SPRiN Regulice - Wolanka Wola Filipowska 1:0 (0:0)
Bramka: Krzysztof Turek 52' (k)
SPRiN: Piwowarczyk - Sikora, M. Matusik, Jamro, Pałka - Jurek, Zimoląg (82' Kopeć), Ciołek, Turek, Chmiel - Knapik
Wolanka: Pałka - Urbańczyk, Bugdalski, Kocot, Kot, Kurek, Maliborskyi, Noworyta, Makowski, Kłeczek (45' Kowalski), Sandecki
Od początku meczu odważniej do ataku ruszyli goście, nasza drużyna skupiła się na rozbijaniu ataków rywala, swoich szans szukaliśmy w kontratakach. Wolanka najczęściej dośrodkowaniami starała się zagrozić bramce, ale z nimi radziła sobie defensywa. Najbliżsi zdobycia bramki byli w okolicy 20 minuty, ale Piwowarczyk obronił strzał sam na sam. Pod sam koniec połowy groźną akcję ofiarnym wślizgiem zablokował Pałka. Nasza drużyna dość rzadko zagrażała bramce rywala. Szansę na zdobycie bramki miał strzałem głową Krzysztof Turek, a pod koniec połowy Wojciech Sikora strzałem z dystansu. W pierwszym przypadku strzał był niecelny, a w drugim obronił bramkarz Wolanki.
W drugiej połowie zaczęliśmy lepiej operować piłką i gra nieco się wyrównała. W 52 minucie po długim podaniu debiutującego w meczu Szymona Chmiela, piłkę otrzymał Michał Pałka i wbiegł w pole karne gdzie został sfaulowany i sędzia wskazał na 11 metr. Rzut karny pewnym strzałem bramkę zdobył Krzysztof Turek. Stracona bramka podrażniła rywali którzy jeszcze śmielej ruszyli do ataku spychając nas do głębokiej defensywy. Ale linia obrony Sikora-Matusik-Jamro-Pałka była dzisiaj jak mur, przez który nie mogli się przebić rywale. Swoją cegiełkę do wygranej dołożył także bramkarz Piwowarczyk, który był dzisiaj w bramce bardzo pewny i obronił kilka strzałów. Regulice mogły zdobyć jeszcze 2 bramki, ale próbę Knapika zatrzymał bramkarz, a strzał w końcówce meczu Chmiela był niecelny. Sędzia doliczył 4 minuty do regulaminowego czasu gry, w którym rywale rozpaczliwie rzucili się do ataku niemal całą drużyną. W dalszym ciągu byli jednak głową w mur i wynik nie uległ już zmianie.

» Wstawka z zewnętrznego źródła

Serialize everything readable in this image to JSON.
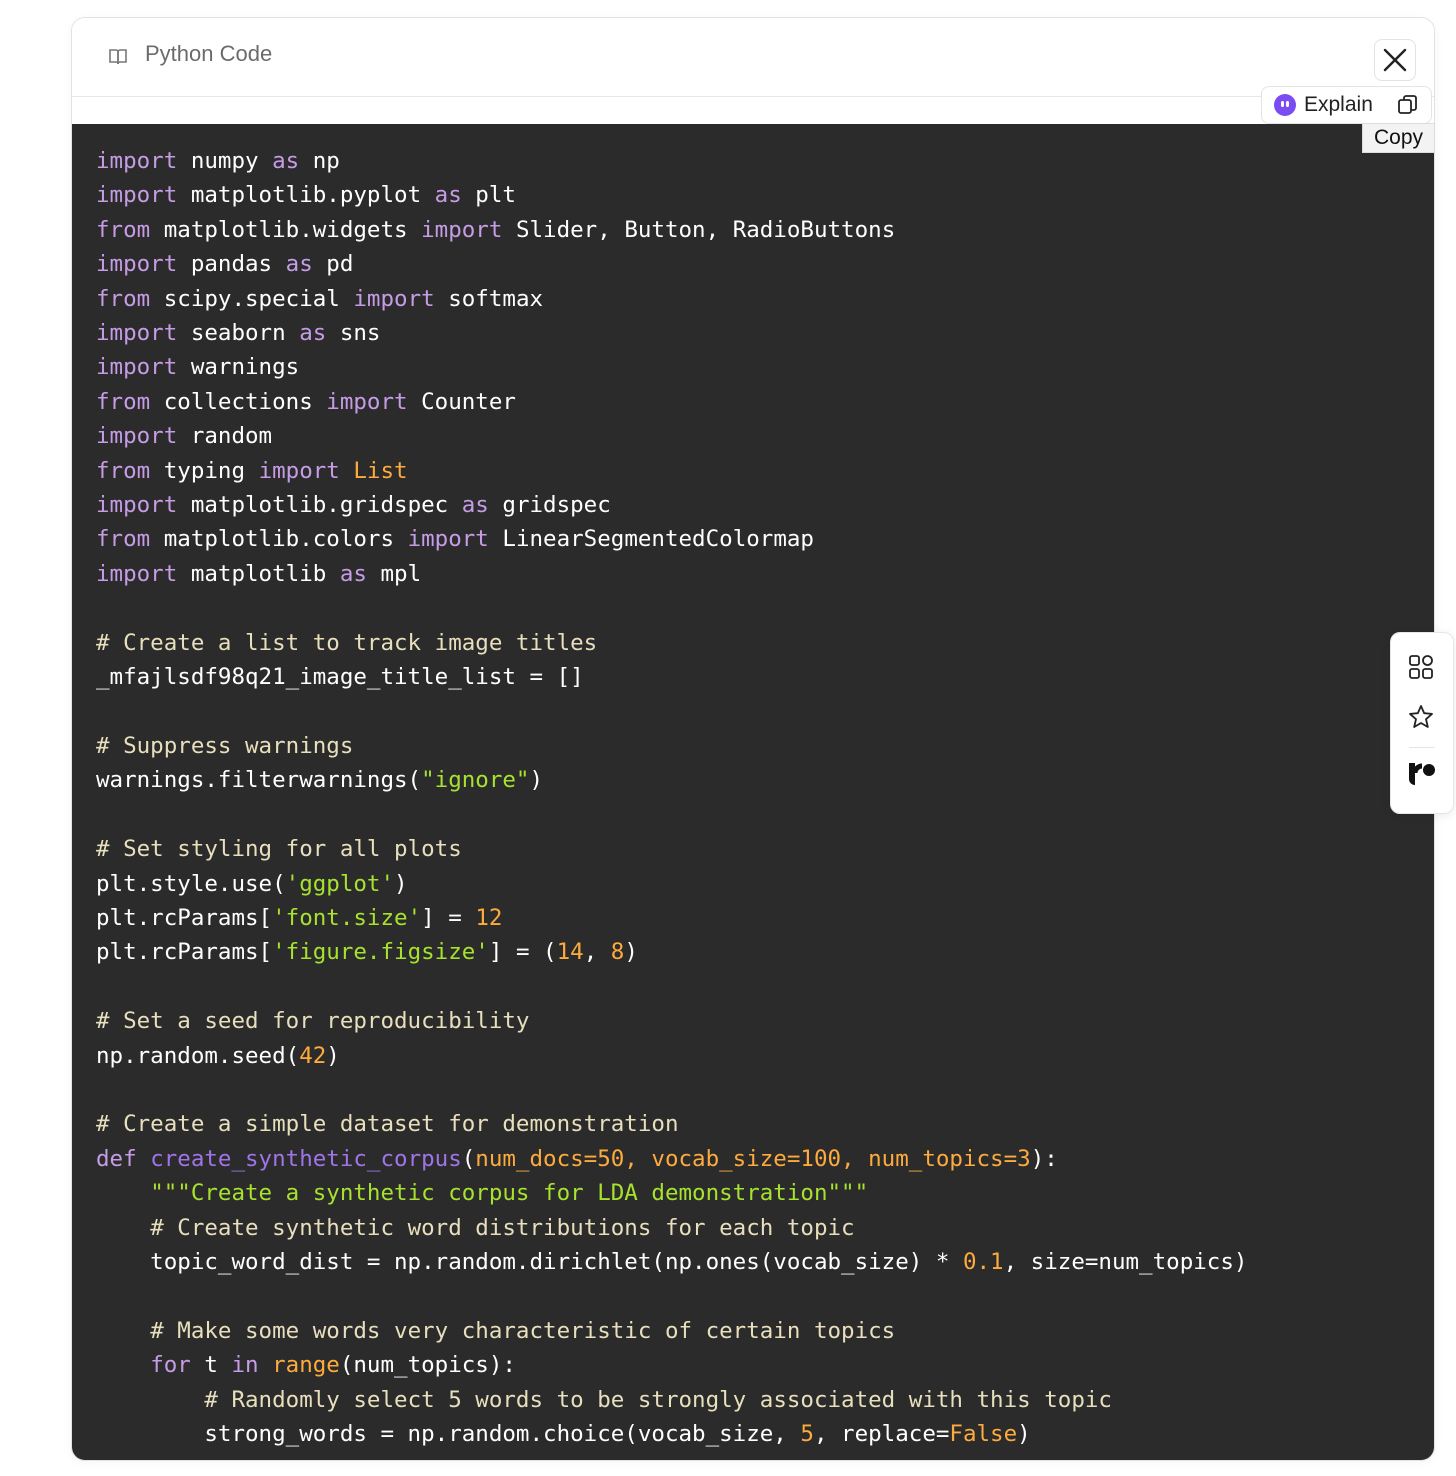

Po 4 porażkach z rzędu w końcu odnosimy zwycięstwo i to z zachowanym czystym kontem. Na słowa uznania zasługuję bramkarz i linia obrony, którzy byli bardzo pewni w rozbijaniu ataków rywala. Szczególne słowa pochwały należą się naszemu młodemu obrońcy Michałowi Pałce, który do skutecznej gry w obronie dołożył także wywalczony rzut karny. Serdecznie witamy Szymona Chmiela w drużynie, debiut może uznać za udany.